What by- standers need to do in case of a sudden cardiac arrestAccording to a large study done in Japan, the odds of cardiac arrest victims are going to survive the situation with less brain damage are very low. The researchers said that their findings support some statements made by American Heart Association that the compression only CPR could be a comparable option to traditional technique that involves chest compressions together with mouth to mouth breathing.

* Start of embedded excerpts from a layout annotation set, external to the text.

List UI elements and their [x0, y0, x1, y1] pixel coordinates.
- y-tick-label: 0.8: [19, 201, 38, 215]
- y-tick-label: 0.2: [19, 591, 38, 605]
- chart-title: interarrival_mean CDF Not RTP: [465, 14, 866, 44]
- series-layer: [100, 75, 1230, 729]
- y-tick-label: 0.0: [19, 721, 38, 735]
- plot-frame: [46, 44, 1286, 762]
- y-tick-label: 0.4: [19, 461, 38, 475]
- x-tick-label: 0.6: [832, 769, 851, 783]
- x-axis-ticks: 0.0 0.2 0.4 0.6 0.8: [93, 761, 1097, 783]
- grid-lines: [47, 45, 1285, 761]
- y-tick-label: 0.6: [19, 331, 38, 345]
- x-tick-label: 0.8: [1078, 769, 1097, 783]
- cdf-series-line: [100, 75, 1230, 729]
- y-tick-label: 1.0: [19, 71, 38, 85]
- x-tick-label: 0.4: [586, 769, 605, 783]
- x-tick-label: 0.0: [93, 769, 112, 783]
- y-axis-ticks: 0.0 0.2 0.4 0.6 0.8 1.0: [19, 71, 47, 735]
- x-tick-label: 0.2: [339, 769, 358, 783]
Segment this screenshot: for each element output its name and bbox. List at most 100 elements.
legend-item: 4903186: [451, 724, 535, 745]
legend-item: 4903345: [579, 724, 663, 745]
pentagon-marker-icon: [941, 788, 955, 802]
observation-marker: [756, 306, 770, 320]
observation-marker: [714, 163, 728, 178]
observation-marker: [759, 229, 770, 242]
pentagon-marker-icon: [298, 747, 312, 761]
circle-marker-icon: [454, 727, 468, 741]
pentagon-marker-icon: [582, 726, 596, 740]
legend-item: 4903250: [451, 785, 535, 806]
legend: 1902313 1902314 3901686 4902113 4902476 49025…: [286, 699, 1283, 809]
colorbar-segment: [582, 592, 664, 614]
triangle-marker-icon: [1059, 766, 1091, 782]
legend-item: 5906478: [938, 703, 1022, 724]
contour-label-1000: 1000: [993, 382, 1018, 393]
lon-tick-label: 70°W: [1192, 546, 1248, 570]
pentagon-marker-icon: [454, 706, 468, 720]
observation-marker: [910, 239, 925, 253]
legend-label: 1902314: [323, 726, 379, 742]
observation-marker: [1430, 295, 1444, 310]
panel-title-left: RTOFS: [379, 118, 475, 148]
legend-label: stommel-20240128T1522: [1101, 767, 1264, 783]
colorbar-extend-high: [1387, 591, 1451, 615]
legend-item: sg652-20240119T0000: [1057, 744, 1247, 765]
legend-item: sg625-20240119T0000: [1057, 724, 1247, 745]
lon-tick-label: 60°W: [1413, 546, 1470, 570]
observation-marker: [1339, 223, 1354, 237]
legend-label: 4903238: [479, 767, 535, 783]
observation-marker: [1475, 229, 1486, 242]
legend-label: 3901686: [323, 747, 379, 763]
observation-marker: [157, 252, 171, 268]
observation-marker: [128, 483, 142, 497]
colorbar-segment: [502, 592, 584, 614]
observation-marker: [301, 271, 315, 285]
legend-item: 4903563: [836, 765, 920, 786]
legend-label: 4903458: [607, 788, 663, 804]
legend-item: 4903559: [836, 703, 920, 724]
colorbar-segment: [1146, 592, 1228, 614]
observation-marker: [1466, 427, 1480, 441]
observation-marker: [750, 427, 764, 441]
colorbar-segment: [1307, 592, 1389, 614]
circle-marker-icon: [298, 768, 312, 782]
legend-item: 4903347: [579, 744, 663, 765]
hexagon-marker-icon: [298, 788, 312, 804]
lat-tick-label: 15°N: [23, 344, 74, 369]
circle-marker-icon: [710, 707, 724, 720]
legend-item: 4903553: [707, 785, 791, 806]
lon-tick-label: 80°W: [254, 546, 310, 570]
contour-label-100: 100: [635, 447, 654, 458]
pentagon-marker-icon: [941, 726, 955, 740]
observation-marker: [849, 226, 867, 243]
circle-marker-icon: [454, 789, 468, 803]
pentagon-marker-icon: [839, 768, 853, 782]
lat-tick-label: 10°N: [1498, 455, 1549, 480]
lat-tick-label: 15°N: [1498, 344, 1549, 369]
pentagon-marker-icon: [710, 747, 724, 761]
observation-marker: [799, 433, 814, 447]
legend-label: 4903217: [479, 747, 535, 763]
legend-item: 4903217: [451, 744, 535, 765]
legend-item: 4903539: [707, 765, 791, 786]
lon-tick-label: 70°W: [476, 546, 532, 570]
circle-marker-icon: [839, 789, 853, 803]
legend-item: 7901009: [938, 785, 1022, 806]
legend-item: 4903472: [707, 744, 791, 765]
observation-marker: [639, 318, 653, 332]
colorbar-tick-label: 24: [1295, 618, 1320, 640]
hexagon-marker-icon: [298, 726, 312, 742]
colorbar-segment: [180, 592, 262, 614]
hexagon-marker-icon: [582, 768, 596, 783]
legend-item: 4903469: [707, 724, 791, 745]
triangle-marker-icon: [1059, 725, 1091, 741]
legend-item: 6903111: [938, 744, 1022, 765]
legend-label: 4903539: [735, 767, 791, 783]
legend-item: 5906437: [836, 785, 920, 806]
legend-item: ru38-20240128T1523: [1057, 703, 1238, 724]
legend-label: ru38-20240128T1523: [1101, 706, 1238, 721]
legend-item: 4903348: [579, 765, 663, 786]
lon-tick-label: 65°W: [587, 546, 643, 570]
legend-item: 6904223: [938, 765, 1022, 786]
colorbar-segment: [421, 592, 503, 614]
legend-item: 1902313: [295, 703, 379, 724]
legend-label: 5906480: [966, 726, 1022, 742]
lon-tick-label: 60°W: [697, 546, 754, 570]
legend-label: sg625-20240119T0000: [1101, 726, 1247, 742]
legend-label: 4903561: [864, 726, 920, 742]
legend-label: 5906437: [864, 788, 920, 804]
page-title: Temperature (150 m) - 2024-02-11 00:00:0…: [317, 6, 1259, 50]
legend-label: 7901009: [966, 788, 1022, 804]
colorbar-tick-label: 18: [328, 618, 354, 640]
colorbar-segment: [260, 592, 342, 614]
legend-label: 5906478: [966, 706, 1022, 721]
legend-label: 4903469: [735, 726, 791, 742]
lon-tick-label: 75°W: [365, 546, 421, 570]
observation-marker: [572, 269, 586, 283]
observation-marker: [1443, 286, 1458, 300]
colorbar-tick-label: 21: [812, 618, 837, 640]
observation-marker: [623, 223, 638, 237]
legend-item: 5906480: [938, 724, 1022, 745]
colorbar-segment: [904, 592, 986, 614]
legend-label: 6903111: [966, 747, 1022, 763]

American Heart Association recommends hands only CPR

American Heart Association has since 2008 recommended that bystanders should perform the hands only CPR in case an adult collapses suddenly and unable to breathe. The chest compressions should be steady, strong and performed at a rate of one hundred compressions per minute. This is unless the bystander is confident that he or she can perform the conventional CPR. Their reasoning is that lay people can easily learn and remember the hands- only CPR and people will be more willing to assist strangers as they will not be required to offer mouth to mouth resuscitation. In addition, recent studies have proven that the hands only CPR could be equally effective as the other traditional CPR version used on people with heart problems.

Administering either of these two versions of CPR is very crucial during a cardiac arrest and can go a long way in saving the life of the victim. Cardiac arrest usually results after the heart fails to pump blood to the body and can be the result of drug overdose, breathing problems and drowning. In such cases, it is still recommended that CPR accompany with rescue breaths is involved. However, recent research findings published in journal Resuscitation shows that no matter which CPR technique is used, the chances that the victim will survive without or with serious damage to the brain are still very low.

Prompt action during cardiac arrest is crucial

The researchers used national data of over 55, 000 adults in Japan, who had suffered cardiac arrest at the presence of witnesses. About 7 percent of the patients who received bystander CPR and got paramedics treatment within 15 minutes managed to survive with favorable neurological outcome. Delayed treatment from the paramedics had high chances of leading to survival with significant brain damage. For the patients who weren’t lucky to get CPR, only 0.7 percent of them survived without a moderate brain damage a month later. However, the research findings still stressed on the importance of bystanders performing hands- only CPR.

Dr. Michael Sayre of American Heart Association agreed to these findings and noted that paramedics would normally reach the victim within 15 minutes. He also added that while prompt action was still important from the by- stander, it is still crucial that the bystander call 911 immediately. CPR helps in keeping the blood of cardiac arrest victim flowing until the arrival of emergency help.